Think of a young quarterback showing up to the Kansas City Chiefs training camp and getting to be an understudy to Pat Mahomes, or an outfielder with the intentions of playing major league baseball making the trip to spring training and receiving the opportunity to hit the diamond alongside Aaron Judge.
That’s the origin story of SeungGuk Choi, who saw highlights of “The Korean Zombie,” Chan Sung Jung, and decided he wanted to fight for a living. So he showed up at Jung’s gym. Seven pro fights later, the Korean Zombie MMA team member is in Las Vegas, awaiting his Octagon debut against HyunSung Park in the flyweight final of the Road to UFC tournament.
“I wanted to become a professional fighter after seeing Korean Zombie highlights, so I just packed my bag, went straight to his gym and asked him if I could train with him,” said Choi. “To this day, it sometimes feels unreal that I am a part of his team. I am proud to be a part of Team Zombie, and he is a great inspiration for me.”
At the time, Choi was a student and soccer player, with no desire to change sports.

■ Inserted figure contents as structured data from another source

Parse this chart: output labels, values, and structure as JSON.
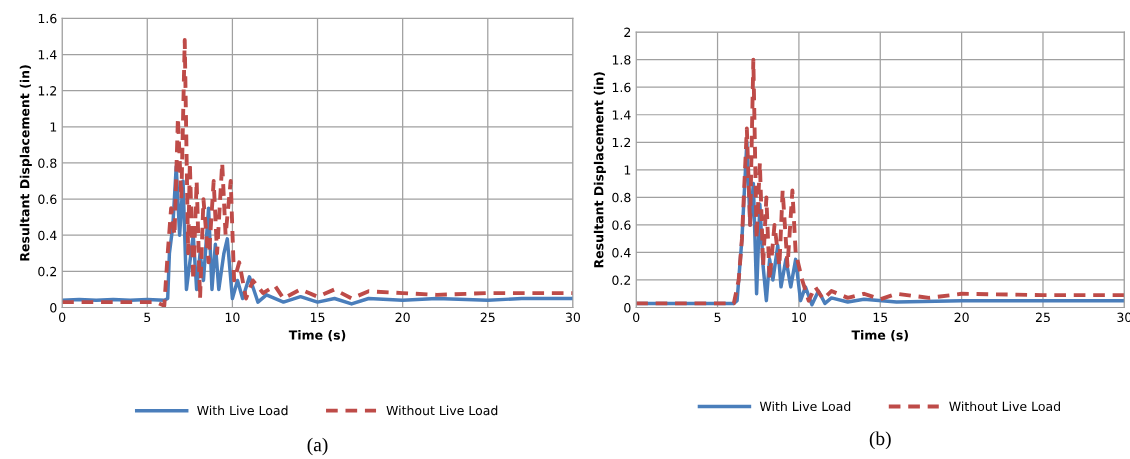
{
  "chart_data": [
    {
      "type": "line",
      "xlabel": "Time (s)",
      "ylabel": "Resultant Displacement (in)",
      "xlim": [
        0,
        30
      ],
      "xticks": [
        0,
        5,
        10,
        15,
        20,
        25,
        30
      ],
      "ylim": [
        0,
        1.6
      ],
      "yticks": [
        0,
        0.2,
        0.4,
        0.6,
        0.8,
        1,
        1.2,
        1.4,
        1.6
      ],
      "grid": true,
      "legend": "bottom",
      "annotations": [
        "(a)"
      ],
      "series": [
        {
          "name": "With Live Load",
          "color": "#4a7ebb",
          "line_style": "solid",
          "x": [
            0,
            1,
            2,
            3,
            4,
            5,
            6,
            6.2,
            6.3,
            6.5,
            6.7,
            6.9,
            7.1,
            7.3,
            7.5,
            7.7,
            7.9,
            8.1,
            8.3,
            8.6,
            8.8,
            9.0,
            9.2,
            9.5,
            9.7,
            10,
            10.3,
            10.6,
            11,
            11.5,
            12,
            13,
            14,
            15,
            16,
            17,
            18,
            20,
            22,
            25,
            27,
            30
          ],
          "values": [
            0.04,
            0.045,
            0.04,
            0.045,
            0.04,
            0.045,
            0.04,
            0.05,
            0.3,
            0.45,
            0.78,
            0.4,
            0.7,
            0.1,
            0.25,
            0.4,
            0.1,
            0.3,
            0.15,
            0.55,
            0.1,
            0.35,
            0.1,
            0.3,
            0.38,
            0.05,
            0.15,
            0.05,
            0.17,
            0.03,
            0.07,
            0.03,
            0.06,
            0.03,
            0.05,
            0.02,
            0.05,
            0.04,
            0.05,
            0.04,
            0.05,
            0.05
          ]
        },
        {
          "name": "Without Live Load",
          "color": "#be4b48",
          "line_style": "dashed",
          "x": [
            0,
            2,
            4,
            5.5,
            6.0,
            6.2,
            6.4,
            6.6,
            6.8,
            7.0,
            7.2,
            7.4,
            7.5,
            7.7,
            7.9,
            8.1,
            8.3,
            8.6,
            8.9,
            9.1,
            9.4,
            9.6,
            9.9,
            10.1,
            10.4,
            10.8,
            11.2,
            11.8,
            12.5,
            13,
            14,
            15,
            16,
            17,
            18,
            20,
            22,
            25,
            30
          ],
          "values": [
            0.03,
            0.03,
            0.03,
            0.03,
            0.01,
            0.3,
            0.55,
            0.4,
            1.05,
            0.6,
            1.48,
            0.3,
            0.8,
            0.15,
            0.7,
            0.05,
            0.6,
            0.25,
            0.7,
            0.3,
            0.8,
            0.4,
            0.7,
            0.15,
            0.25,
            0.05,
            0.15,
            0.08,
            0.12,
            0.05,
            0.1,
            0.06,
            0.1,
            0.05,
            0.09,
            0.08,
            0.07,
            0.08,
            0.08
          ]
        }
      ]
    },
    {
      "type": "line",
      "xlabel": "Time (s)",
      "ylabel": "Resultant Displacement (in)",
      "xlim": [
        0,
        30
      ],
      "xticks": [
        0,
        5,
        10,
        15,
        20,
        25,
        30
      ],
      "ylim": [
        0,
        2
      ],
      "yticks": [
        0,
        0.2,
        0.4,
        0.6,
        0.8,
        1,
        1.2,
        1.4,
        1.6,
        1.8,
        2
      ],
      "grid": true,
      "legend": "bottom",
      "annotations": [
        "(b)"
      ],
      "series": [
        {
          "name": "With Live Load",
          "color": "#4a7ebb",
          "line_style": "solid",
          "x": [
            0,
            2,
            4,
            6,
            6.2,
            6.5,
            6.8,
            7.0,
            7.2,
            7.4,
            7.6,
            7.8,
            8,
            8.2,
            8.4,
            8.7,
            8.9,
            9.2,
            9.5,
            9.8,
            10.1,
            10.4,
            10.8,
            11.2,
            11.6,
            12,
            13,
            14,
            16,
            20,
            25,
            30
          ],
          "values": [
            0.03,
            0.03,
            0.03,
            0.03,
            0.05,
            0.5,
            1.2,
            0.6,
            0.9,
            0.1,
            0.75,
            0.3,
            0.05,
            0.35,
            0.2,
            0.45,
            0.15,
            0.35,
            0.15,
            0.35,
            0.05,
            0.15,
            0.02,
            0.12,
            0.03,
            0.07,
            0.04,
            0.06,
            0.04,
            0.05,
            0.05,
            0.05
          ]
        },
        {
          "name": "Without Live Load",
          "color": "#be4b48",
          "line_style": "dashed",
          "x": [
            0,
            2,
            4,
            6,
            6.3,
            6.5,
            6.8,
            7.0,
            7.2,
            7.4,
            7.6,
            7.8,
            8.0,
            8.2,
            8.5,
            8.8,
            9.0,
            9.3,
            9.6,
            9.8,
            10.2,
            10.6,
            11,
            11.5,
            12,
            13,
            14,
            15,
            16,
            18,
            20,
            25,
            30
          ],
          "values": [
            0.03,
            0.03,
            0.03,
            0.03,
            0.2,
            0.5,
            1.3,
            0.6,
            1.8,
            0.5,
            1.05,
            0.3,
            0.8,
            0.2,
            0.6,
            0.3,
            0.85,
            0.3,
            0.85,
            0.4,
            0.2,
            0.05,
            0.15,
            0.06,
            0.12,
            0.07,
            0.1,
            0.06,
            0.1,
            0.07,
            0.1,
            0.09,
            0.09
          ]
        }
      ]
    }
  ]
}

And while he has no regrets about his choice, he does believe he would have been successful on the pitch if he stuck with it.
“When I was into soccer, I wasn’t really interested in MMA,” he said. “But after seeing the Korean Zombie highlights, MMA became my thing. I would’ve done great as a soccer player as well, though.”

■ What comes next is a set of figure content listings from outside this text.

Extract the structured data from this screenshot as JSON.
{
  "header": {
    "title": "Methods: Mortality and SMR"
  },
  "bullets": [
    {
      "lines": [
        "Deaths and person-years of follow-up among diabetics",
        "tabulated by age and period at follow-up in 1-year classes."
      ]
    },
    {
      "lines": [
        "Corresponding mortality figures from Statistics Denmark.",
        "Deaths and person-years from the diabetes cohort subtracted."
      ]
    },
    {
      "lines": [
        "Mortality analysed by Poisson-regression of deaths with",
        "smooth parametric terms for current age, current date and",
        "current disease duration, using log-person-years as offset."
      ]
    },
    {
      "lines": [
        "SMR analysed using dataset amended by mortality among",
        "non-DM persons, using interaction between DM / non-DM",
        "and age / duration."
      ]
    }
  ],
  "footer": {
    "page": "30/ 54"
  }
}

That athleticism is clear through his first series of pro fights in which he’s compiled a 6-1 record with two wins by knockout, and after a pair of victories over Rama Supandhi and Qiu Lun, he’s a win over Park away from a UFC contract.
“I see him as a well-balanced fighter that stands out in the modern day MMA scene, capable of putting someone down both standing and on the ground,” said Choi of his opponent, who scored two first-round finishes on his way to Las Vegas, a bucket list item for any fighter.
“It feels unreal that I am fighting in Las Vegas,” said Choi. “I am super excited, but I won’t let that affect my performance in any way.”
That focus is necessary, not just this weekend, but moving forward should he get the chance to battle the best flyweights in the world every time out. That’s the dream, and Choi is eager to realize it.
“Fighting in the UFC was my dream and goal, right from when I started training for this sport,” he said. “I believe it is time for me to make this dream come true.”
He’s got the potential, just like Park does, but what the 26-year-old has in his back pocket is the experience of Jung, something few can claim.
“Actually, I was a part of Zombie’s training camp when he was preparing for his title shot last year,” said Choi. “Being there, he really showed me why I have to become a UFC fighter. Being around him leads to these rare opportunities and experiences, and they work as a great motivation when I train. Also, he teaches me a lot of great MMA tools and tactics, tips for cutting weight, everything. I’m learning a lot from him, and I thank him for that.”
Of course, come fight night, it’s all up to Seoul’s Choi, and he’s well aware of that, and happy to go through whatever he has to emotionally to get the job done.
“I’ll probably be really excited, but I won’t let this excitement get to me in the wrong way,” he said. “As always, I am going to go up there, do what I do, and come back down with a solid win.”
Then it’s off to the next one, preferably with three particular letters on his gloves.
“I think the flyweight division recently became popular because a lot of the athletes are showing great performances,” Choi said. “I’d like to make the division even more popular by showing an outstanding performance of my own in the UFC. I’d like to do that every time I step into the Octagon.”